South Sudan will soon enter the rainy season, which will make cantoning combatants even more challenging as travel becomes harder.
The issue of internal boundaries also remains unsettled. At independence in 2011, South Sudan had 10 states.
But after signing the 2015 peace deal, Kiir increased the number to 28, which later became 32 states in what South Sudan experts say was intended to gerrymander boundaries along ethnic lines.
Currently, neither side can agree on how many states should exist.
Who are the peace spoilers?
While fighting has largely subsided since September, clashes continue in pockets across the country, specifically in Central Equatoria State, where the National Salvation Front (NAS), one of the key non-signatory parties to the agreement, has a large presence.
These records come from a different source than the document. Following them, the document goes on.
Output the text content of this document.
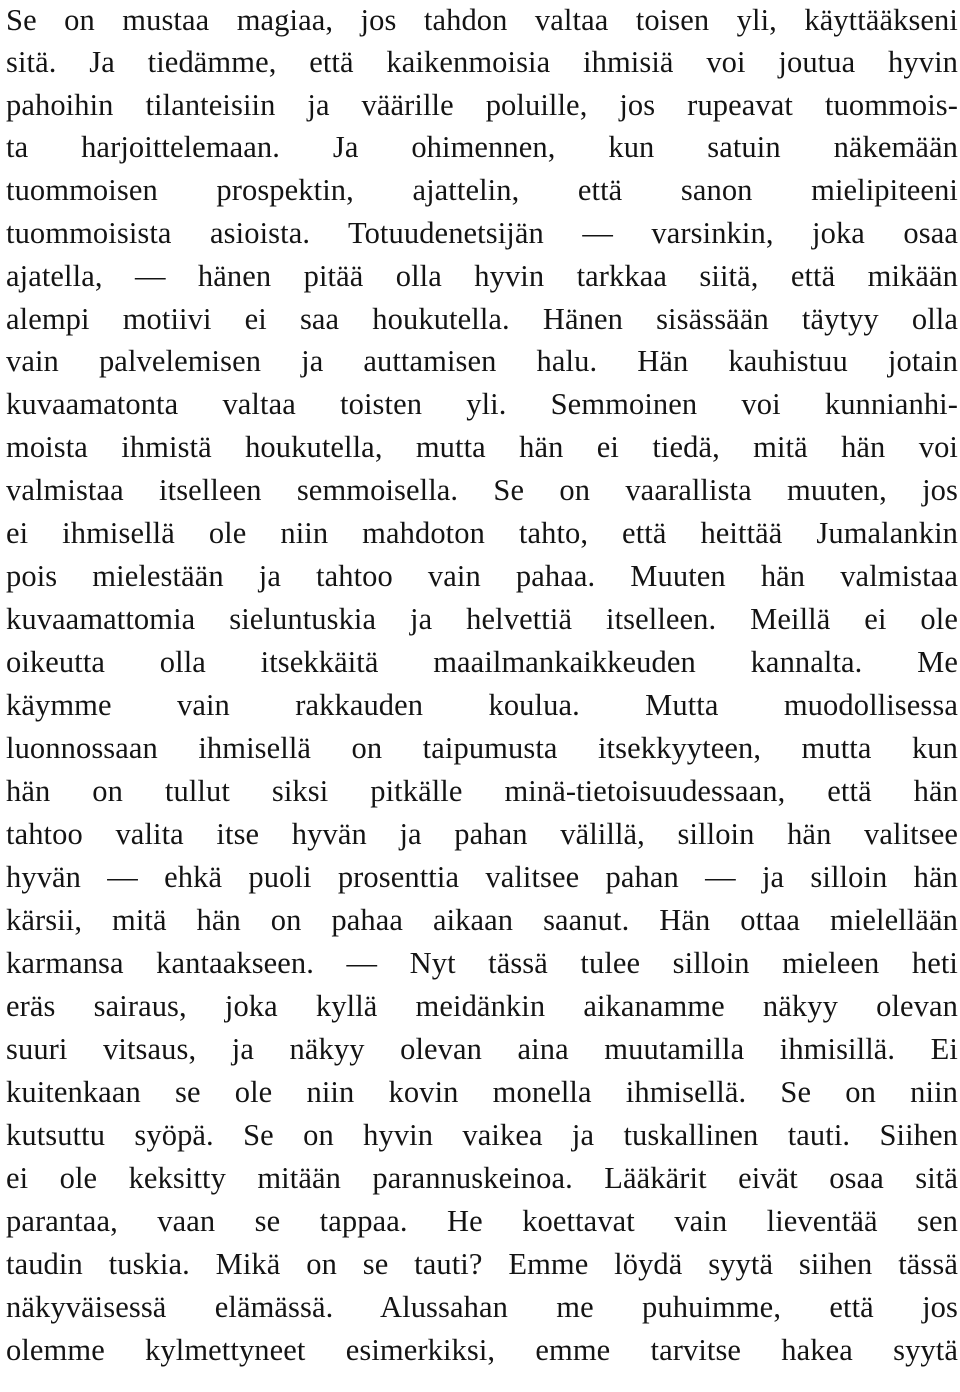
Se on mustaa magiaa, jos tahdon valtaa toisen yli, käyttääkseni

sitä. Ja tiedämme, että kaikenmoisia ihmisiä voi joutua hyvin

pahoihin tilanteisiin ja väärille poluille, jos rupeavat tuommois-

ta harjoittelemaan. Ja ohimennen, kun satuin näkemään

tuommoisen prospektin, ajattelin, että sanon mielipiteeni

tuommoisista asioista. Totuudenetsijän — varsinkin, joka osaa

ajatella, — hänen pitää olla hyvin tarkkaa siitä, että mikään

alempi motiivi ei saa houkutella. Hänen sisässään täytyy olla

vain palvelemisen ja auttamisen halu. Hän kauhistuu jotain

kuvaamatonta valtaa toisten yli. Semmoinen voi kunnianhi-

moista ihmistä houkutella, mutta hän ei tiedä, mitä hän voi

valmistaa itselleen semmoisella. Se on vaarallista muuten, jos

ei ihmisellä ole niin mahdoton tahto, että heittää Jumalankin

pois mielestään ja tahtoo vain pahaa. Muuten hän valmistaa

kuvaamattomia sieluntuskia ja helvettiä itselleen. Meillä ei ole

oikeutta olla itsekkäitä maailmankaikkeuden kannalta. Me

käymme vain rakkauden koulua. Mutta muodollisessa

luonnossaan ihmisellä on taipumusta itsekkyyteen, mutta kun

hän on tullut siksi pitkälle minä-tietoisuudessaan, että hän

tahtoo valita itse hyvän ja pahan välillä, silloin hän valitsee

hyvän — ehkä puoli prosenttia valitsee pahan — ja silloin hän

kärsii, mitä hän on pahaa aikaan saanut. Hän ottaa mielellään

karmansa kantaakseen. — Nyt tässä tulee silloin mieleen heti

eräs sairaus, joka kyllä meidänkin aikanamme näkyy olevan

suuri vitsaus, ja näkyy olevan aina muutamilla ihmisillä. Ei

kuitenkaan se ole niin kovin monella ihmisellä. Se on niin

kutsuttu syöpä. Se on hyvin vaikea ja tuskallinen tauti. Siihen

ei ole keksitty mitään parannuskeinoa. Lääkärit eivät osaa sitä

parantaa, vaan se tappaa. He koettavat vain lieventää sen

taudin tuskia. Mikä on se tauti? Emme löydä syytä siihen tässä

näkyväisessä elämässä. Alussahan me puhuimme, että jos

olemme kylmettyneet esimerkiksi, emme tarvitse hakea syytä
It seems unlikely that NAS will change course. Its leader, Thomas Cirillo, has vowed to continue the “struggle” against what he calls a “suppressive” regime that has betrayed the people and wants the peace deal renegotiated.
Thousands of people have been displaced since January, many hiding in the bush and leaving civilians caught between the warring sides, without shelter or other basic needs.
During talks in Juba last week, foreign ministers from East Africa said they would conduct “one final round” of talks with the handful of non-signatory groups to persuade them to join the peace process. The groups would “face consequences” if the talks were not successful, the ministers added.
Is six months long enough?
Parties will need to chart a reasonable path forward on security that enables — rather than obstructs — progress on other aspects of the accord, said Alan Boswell, senior analyst with the International Crisis Group.
But without more engaged outside mediation, “we are likely to be in much the same spot six months from now,” he added.
For its part, the government has pledged $100 million towards the deal’s initial implementation and will also attempt to fund “the whole peace process”, said Information Minister Michael Makuei.
This is a change of heart from the previous eight months, in which most of the $285 million budget for the pre-transitional phase went largely unfunded. The government instead allocated millions of dollars of peace funds towards cars and housing renovations for politicians.
“It is unfortunate,” said Denay Chagor, chairman of the opposition South Sudan United Movement. “Four months is enough to get the security arrangements done, but six months is too much [and could lead to] another failure.”
What needs to happen?
Endemic distrust between the warring parties runs deep. To ensure that the deal moves ahead, confidence — particularly between Kiir and Machar — must be built, South Sudan’s UN chief David Shearer said.